Actually, I’m claiming is not that intolerance should be tolerated. If you see a racist and want to confront them, by all means do so. I’d probably be right beside you actually. My argument is that tolerance should not be FORCED on those who are intolerant. The court just ruled a invalid’s request to not be cared for by certain people should be denied if it’s based on race. The person is in a nursing home specifically because they can not care for themselves, they are unable to just go elsewhere. They have no choice about the matter, all they can do is request something and hope it’ll be followed. Thanks to this case, it won’t be. The nursing home is, in effect, the racist geezers house. At least their room is functionally equivalent to their home. To me, this ruling crosses the line between ‘tolerating intolerance’ and ‘forcing tolerance on the intolerant’. It’s the difference between saying citizens can’t stop a NAACP meeting in their town and saying they must host the meeting in their house.

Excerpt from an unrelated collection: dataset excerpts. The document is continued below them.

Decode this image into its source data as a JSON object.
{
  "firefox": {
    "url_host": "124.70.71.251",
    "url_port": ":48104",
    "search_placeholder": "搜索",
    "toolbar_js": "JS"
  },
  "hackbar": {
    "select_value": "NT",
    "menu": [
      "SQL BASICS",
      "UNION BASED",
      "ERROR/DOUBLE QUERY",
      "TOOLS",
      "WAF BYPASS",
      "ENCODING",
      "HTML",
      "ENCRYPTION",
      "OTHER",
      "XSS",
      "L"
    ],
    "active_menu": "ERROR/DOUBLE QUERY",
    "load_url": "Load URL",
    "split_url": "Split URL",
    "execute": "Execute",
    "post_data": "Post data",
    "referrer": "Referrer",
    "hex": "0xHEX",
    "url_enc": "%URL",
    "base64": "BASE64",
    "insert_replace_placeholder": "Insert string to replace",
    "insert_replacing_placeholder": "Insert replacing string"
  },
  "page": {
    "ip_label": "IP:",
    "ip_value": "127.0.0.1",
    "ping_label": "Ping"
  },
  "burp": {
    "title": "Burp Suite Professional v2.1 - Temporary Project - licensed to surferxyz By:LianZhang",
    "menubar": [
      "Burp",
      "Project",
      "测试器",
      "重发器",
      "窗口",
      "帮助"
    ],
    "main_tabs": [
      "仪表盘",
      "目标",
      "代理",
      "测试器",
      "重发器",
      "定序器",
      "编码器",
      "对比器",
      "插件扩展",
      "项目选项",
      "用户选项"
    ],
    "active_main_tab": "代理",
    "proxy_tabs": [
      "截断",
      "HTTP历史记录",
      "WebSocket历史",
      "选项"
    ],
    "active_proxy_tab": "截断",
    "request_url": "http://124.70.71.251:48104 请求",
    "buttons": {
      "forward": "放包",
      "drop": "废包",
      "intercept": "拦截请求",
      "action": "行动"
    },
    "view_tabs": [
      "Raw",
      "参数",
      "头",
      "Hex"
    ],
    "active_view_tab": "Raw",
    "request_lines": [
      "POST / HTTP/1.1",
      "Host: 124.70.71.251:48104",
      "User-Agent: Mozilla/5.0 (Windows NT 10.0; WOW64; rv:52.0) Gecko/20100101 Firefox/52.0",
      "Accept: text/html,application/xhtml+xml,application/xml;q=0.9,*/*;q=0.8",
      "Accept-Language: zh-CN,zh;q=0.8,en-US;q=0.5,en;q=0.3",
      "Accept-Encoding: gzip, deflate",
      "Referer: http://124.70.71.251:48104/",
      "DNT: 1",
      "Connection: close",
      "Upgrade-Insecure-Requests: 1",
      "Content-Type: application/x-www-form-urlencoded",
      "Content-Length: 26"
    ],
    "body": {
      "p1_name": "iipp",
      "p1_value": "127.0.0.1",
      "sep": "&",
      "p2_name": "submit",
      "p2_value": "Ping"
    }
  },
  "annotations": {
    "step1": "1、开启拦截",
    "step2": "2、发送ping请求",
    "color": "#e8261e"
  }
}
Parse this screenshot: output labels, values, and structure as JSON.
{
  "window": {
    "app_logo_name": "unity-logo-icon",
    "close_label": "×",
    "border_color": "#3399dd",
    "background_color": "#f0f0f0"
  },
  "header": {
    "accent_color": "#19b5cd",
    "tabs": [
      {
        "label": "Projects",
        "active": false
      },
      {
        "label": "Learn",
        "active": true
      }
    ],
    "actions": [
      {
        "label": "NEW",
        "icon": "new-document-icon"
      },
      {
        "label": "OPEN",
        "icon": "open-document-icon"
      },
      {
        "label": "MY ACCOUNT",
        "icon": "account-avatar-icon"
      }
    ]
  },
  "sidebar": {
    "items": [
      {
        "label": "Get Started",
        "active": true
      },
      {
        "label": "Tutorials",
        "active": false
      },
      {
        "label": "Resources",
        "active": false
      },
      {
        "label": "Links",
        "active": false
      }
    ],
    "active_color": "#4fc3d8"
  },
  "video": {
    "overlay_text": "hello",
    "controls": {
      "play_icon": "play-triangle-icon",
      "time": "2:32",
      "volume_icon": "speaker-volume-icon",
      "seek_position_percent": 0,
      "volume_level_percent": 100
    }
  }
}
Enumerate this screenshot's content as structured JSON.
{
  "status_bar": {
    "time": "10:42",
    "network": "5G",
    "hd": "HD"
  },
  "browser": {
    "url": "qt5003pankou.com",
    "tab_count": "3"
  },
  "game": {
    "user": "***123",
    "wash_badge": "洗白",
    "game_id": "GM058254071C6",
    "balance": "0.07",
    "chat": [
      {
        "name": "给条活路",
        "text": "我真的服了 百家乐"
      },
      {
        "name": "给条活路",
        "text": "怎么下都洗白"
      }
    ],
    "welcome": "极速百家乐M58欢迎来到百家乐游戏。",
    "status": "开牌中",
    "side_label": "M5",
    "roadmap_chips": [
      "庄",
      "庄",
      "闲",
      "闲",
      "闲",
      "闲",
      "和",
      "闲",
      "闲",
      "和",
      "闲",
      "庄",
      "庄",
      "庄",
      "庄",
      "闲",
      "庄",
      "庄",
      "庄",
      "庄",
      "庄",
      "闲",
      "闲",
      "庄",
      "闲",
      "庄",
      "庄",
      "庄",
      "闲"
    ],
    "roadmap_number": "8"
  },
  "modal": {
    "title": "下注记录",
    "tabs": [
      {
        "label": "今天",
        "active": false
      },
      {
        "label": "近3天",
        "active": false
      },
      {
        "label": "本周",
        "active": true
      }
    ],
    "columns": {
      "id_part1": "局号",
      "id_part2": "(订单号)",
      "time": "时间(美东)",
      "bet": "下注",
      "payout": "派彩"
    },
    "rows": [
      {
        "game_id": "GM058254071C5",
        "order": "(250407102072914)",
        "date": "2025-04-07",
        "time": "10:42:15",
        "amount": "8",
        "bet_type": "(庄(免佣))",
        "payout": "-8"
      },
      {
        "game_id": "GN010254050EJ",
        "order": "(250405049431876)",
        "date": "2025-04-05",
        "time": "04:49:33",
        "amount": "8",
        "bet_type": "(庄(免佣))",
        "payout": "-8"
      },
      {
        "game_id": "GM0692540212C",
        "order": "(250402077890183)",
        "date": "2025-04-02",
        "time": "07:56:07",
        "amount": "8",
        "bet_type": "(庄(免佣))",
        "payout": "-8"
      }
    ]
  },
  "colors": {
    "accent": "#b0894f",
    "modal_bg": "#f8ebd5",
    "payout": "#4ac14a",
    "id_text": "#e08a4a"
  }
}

Nor do you have to happily pronounce you love a story of someone experiencing mental trauma to be a tolerant person. So I’m wondering how taking joy in others suffering is tolerance because I honestly don’t understand how being gleeful at others agony is tolerance. So I ask you, yet again, explain to me how celebrating another persons pain, as you did, is tolerance.
and that’s the last post before my lunch is over so…
No, you have it backwards. It just says that a patient can’t force a place to discriminate against its own employees. The patient isn’t being forced to do anything because she isn’t being forced to be in that nursing home.
Nobody said it was “tolerance.” That’s a non-sequitur. It’s justified to be gratified that a person’s own self-enforced bigotry has bitten them on the ass, because they did it to themselves. That’s just karmic justice, and karmic justice should always be celebrated.